If your C files declare no global variables or functions, they are header files and should be named as such.
Therefore, by exhaustive search, I can say that the only time you would ever potentially want to include C files is if the same C code is used in building multiple different binaries. And even there, you're increasing your compile time for no real gain.
This is assuming that functions which should be inlined are marked inline and that you have a decent compiler and linker.
I don't know of a quick way to fix this.
I don't know that library, but as you describe it, it is either bad practice or your understanding of how to use it is not good enough.
A C project that wants to be included by others should always provide well structured .h files for others and then the compiled library for linking. If it wants to include function definitions in header files it should either mark them as static (old fashioned) or as inline (possible since C99).

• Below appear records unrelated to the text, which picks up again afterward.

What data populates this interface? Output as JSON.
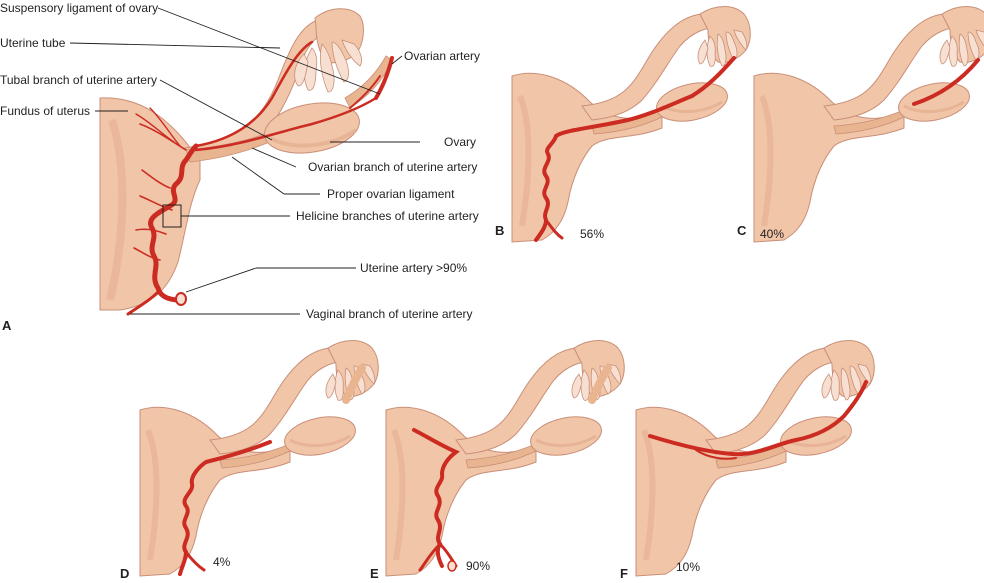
{
  "colors": {
    "tissue": "#f1c5a8",
    "tissue_edge": "#c98f78",
    "artery": "#cc2b22",
    "artery_dark": "#9e1c16",
    "fimbria_inner": "#f7e0d2",
    "ligament": "#e8b590",
    "text": "#231f20"
  },
  "labels": {
    "suspensory": "Suspensory ligament of ovary",
    "uterine_tube": "Uterine tube",
    "tubal_branch": "Tubal branch  of uterine artery",
    "fundus": "Fundus of uterus",
    "ovarian_artery": "Ovarian artery",
    "ovary": "Ovary",
    "ovarian_branch": "Ovarian branch of uterine artery",
    "proper_ligament": "Proper ovarian ligament",
    "helicine": "Helicine branches of uterine artery",
    "uterine_artery": "Uterine artery >90%",
    "vaginal": "Vaginal branch of uterine artery"
  },
  "panels": [
    {
      "letter": "A",
      "percent": ""
    },
    {
      "letter": "B",
      "percent": "56%"
    },
    {
      "letter": "C",
      "percent": "40%"
    },
    {
      "letter": "D",
      "percent": "4%"
    },
    {
      "letter": "E",
      "percent": "90%"
    },
    {
      "letter": "F",
      "percent": "10%"
    }
  ],
  "icons": {
    "panel_a": "uterine-adnexa-full-illustration",
    "variant": "uterine-adnexa-variant-illustration"
  }
}
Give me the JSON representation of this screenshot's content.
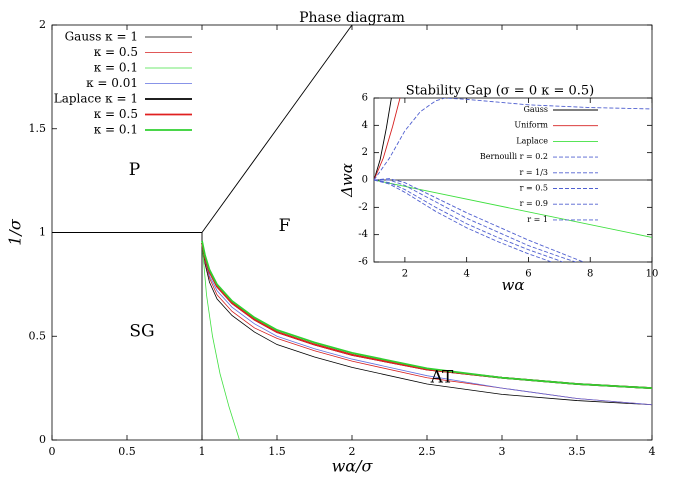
{
  "chart_data": [
    {
      "type": "line",
      "title": "Phase diagram",
      "xlabel": "wα/σ",
      "ylabel": "1/σ",
      "xlim": [
        0,
        4
      ],
      "ylim": [
        0,
        2
      ],
      "xticks": [
        0,
        0.5,
        1,
        1.5,
        2,
        2.5,
        3,
        3.5,
        4
      ],
      "yticks": [
        0,
        0.5,
        1,
        1.5,
        2
      ],
      "annotations": [
        "P",
        "F",
        "SG",
        "AT"
      ],
      "boundaries": [
        {
          "color": "#000000",
          "x": [
            0,
            1
          ],
          "values": [
            1,
            1
          ]
        },
        {
          "color": "#000000",
          "x": [
            1,
            1
          ],
          "values": [
            0,
            1
          ]
        },
        {
          "color": "#000000",
          "x": [
            1,
            2
          ],
          "values": [
            1,
            2
          ]
        }
      ],
      "series": [
        {
          "name": "Gauss κ = 1",
          "color": "#000000",
          "width": 0.8,
          "x": [
            1,
            1.02,
            1.05,
            1.1,
            1.2,
            1.35,
            1.5,
            1.75,
            2,
            2.5,
            3,
            3.5,
            4
          ],
          "values": [
            0.95,
            0.85,
            0.76,
            0.68,
            0.6,
            0.52,
            0.46,
            0.4,
            0.35,
            0.27,
            0.22,
            0.19,
            0.17
          ]
        },
        {
          "name": "κ = 0.5",
          "color": "#d62020",
          "width": 0.8,
          "x": [
            1,
            1.02,
            1.05,
            1.1,
            1.2,
            1.35,
            1.5,
            1.75,
            2,
            2.5,
            3,
            3.5,
            4
          ],
          "values": [
            0.95,
            0.86,
            0.78,
            0.7,
            0.62,
            0.54,
            0.49,
            0.43,
            0.38,
            0.3,
            0.25,
            0.2,
            0.17
          ]
        },
        {
          "name": "κ = 0.1",
          "color": "#40e040",
          "width": 0.8,
          "x": [
            1,
            1.03,
            1.07,
            1.12,
            1.18,
            1.25
          ],
          "values": [
            0.95,
            0.7,
            0.5,
            0.32,
            0.16,
            0
          ]
        },
        {
          "name": "κ = 0.01",
          "color": "#6070e0",
          "width": 0.8,
          "x": [
            1,
            1.02,
            1.05,
            1.1,
            1.2,
            1.35,
            1.5,
            1.75,
            2,
            2.5,
            3,
            3.5,
            4
          ],
          "values": [
            0.95,
            0.87,
            0.79,
            0.72,
            0.64,
            0.56,
            0.5,
            0.44,
            0.39,
            0.31,
            0.25,
            0.2,
            0.17
          ]
        },
        {
          "name": "Laplace κ = 1",
          "color": "#000000",
          "width": 1.8,
          "x": [
            1,
            1.02,
            1.05,
            1.1,
            1.2,
            1.35,
            1.5,
            1.75,
            2,
            2.5,
            3,
            3.5,
            4
          ],
          "values": [
            0.95,
            0.88,
            0.81,
            0.74,
            0.66,
            0.58,
            0.52,
            0.46,
            0.41,
            0.34,
            0.3,
            0.27,
            0.25
          ]
        },
        {
          "name": "κ = 0.5",
          "color": "#e02020",
          "width": 1.8,
          "x": [
            1,
            1.02,
            1.05,
            1.1,
            1.2,
            1.35,
            1.5,
            1.75,
            2,
            2.5,
            3,
            3.5,
            4
          ],
          "values": [
            0.95,
            0.88,
            0.81,
            0.74,
            0.66,
            0.58,
            0.52,
            0.46,
            0.41,
            0.34,
            0.3,
            0.27,
            0.25
          ]
        },
        {
          "name": "κ = 0.1",
          "color": "#30d030",
          "width": 1.8,
          "x": [
            1,
            1.02,
            1.05,
            1.1,
            1.2,
            1.35,
            1.5,
            1.75,
            2,
            2.5,
            3,
            3.5,
            4
          ],
          "values": [
            0.96,
            0.89,
            0.82,
            0.75,
            0.67,
            0.59,
            0.53,
            0.47,
            0.42,
            0.345,
            0.3,
            0.27,
            0.25
          ]
        }
      ]
    },
    {
      "type": "line",
      "title": "Stability Gap (σ = 0 κ = 0.5)",
      "xlabel": "wα",
      "ylabel": "Δwα",
      "xlim": [
        1,
        10
      ],
      "ylim": [
        -6,
        6
      ],
      "xticks": [
        2,
        4,
        6,
        8,
        10
      ],
      "yticks": [
        -6,
        -4,
        -2,
        0,
        2,
        4,
        6
      ],
      "series": [
        {
          "name": "Gauss",
          "color": "#000000",
          "dash": false,
          "x": [
            1,
            1.2,
            1.4,
            1.6
          ],
          "values": [
            0,
            1.5,
            3.8,
            6.5
          ]
        },
        {
          "name": "Uniform",
          "color": "#d62020",
          "dash": false,
          "x": [
            1,
            1.3,
            1.6,
            1.9
          ],
          "values": [
            0,
            1.6,
            3.9,
            6.5
          ]
        },
        {
          "name": "Laplace",
          "color": "#40e040",
          "dash": false,
          "x": [
            1,
            10
          ],
          "values": [
            0,
            -4.2
          ]
        },
        {
          "name": "Bernoulli r = 0.2",
          "color": "#5060d0",
          "dash": true,
          "x": [
            1,
            1.5,
            2,
            2.5,
            3,
            3.3,
            4,
            5,
            6,
            7,
            8,
            9,
            10
          ],
          "values": [
            0,
            1.6,
            3.6,
            5,
            5.8,
            6,
            5.9,
            5.7,
            5.5,
            5.4,
            5.3,
            5.25,
            5.2
          ]
        },
        {
          "name": "r = 1/3",
          "color": "#5060d0",
          "dash": true,
          "x": [
            1,
            1.5,
            2,
            3,
            4,
            5,
            6,
            7,
            8
          ],
          "values": [
            0,
            0.1,
            -0.2,
            -1.3,
            -2.4,
            -3.4,
            -4.4,
            -5.3,
            -6.2
          ]
        },
        {
          "name": "r = 0.5",
          "color": "#5060d0",
          "dash": true,
          "x": [
            1,
            1.5,
            2,
            3,
            4,
            5,
            6,
            7,
            7.8
          ],
          "values": [
            0,
            0,
            -0.4,
            -1.6,
            -2.8,
            -3.8,
            -4.8,
            -5.6,
            -6.2
          ]
        },
        {
          "name": "r = 0.9",
          "color": "#5060d0",
          "dash": true,
          "x": [
            1,
            1.5,
            2,
            3,
            4,
            5,
            6,
            7,
            7.3
          ],
          "values": [
            0,
            -0.2,
            -0.7,
            -2,
            -3.2,
            -4.2,
            -5.1,
            -5.9,
            -6.2
          ]
        },
        {
          "name": "r = 1",
          "color": "#5060d0",
          "dash": true,
          "x": [
            1,
            1.5,
            2,
            3,
            4,
            5,
            6,
            7
          ],
          "values": [
            0,
            -0.3,
            -0.9,
            -2.3,
            -3.5,
            -4.5,
            -5.4,
            -6.2
          ]
        }
      ]
    }
  ]
}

I haven't looked at the code, but it's possible that the .c or .cpp files being included actually contain code that works in a header. For example, a template or an inline function. If that is the case, then the warnings would be spurious.
I'm doing this at the moment at home because I'm a relative newcomer to C++ on Linux and don't want to get bogged down in difficulties with the linker. But I wouldn't recommend it for proper work.
(I also once had to include a header.dat into a C++ program, because Rational Rose didn't allow headers to be part of the issued software and we needed that particular source file on the running system (for arcane reasons).)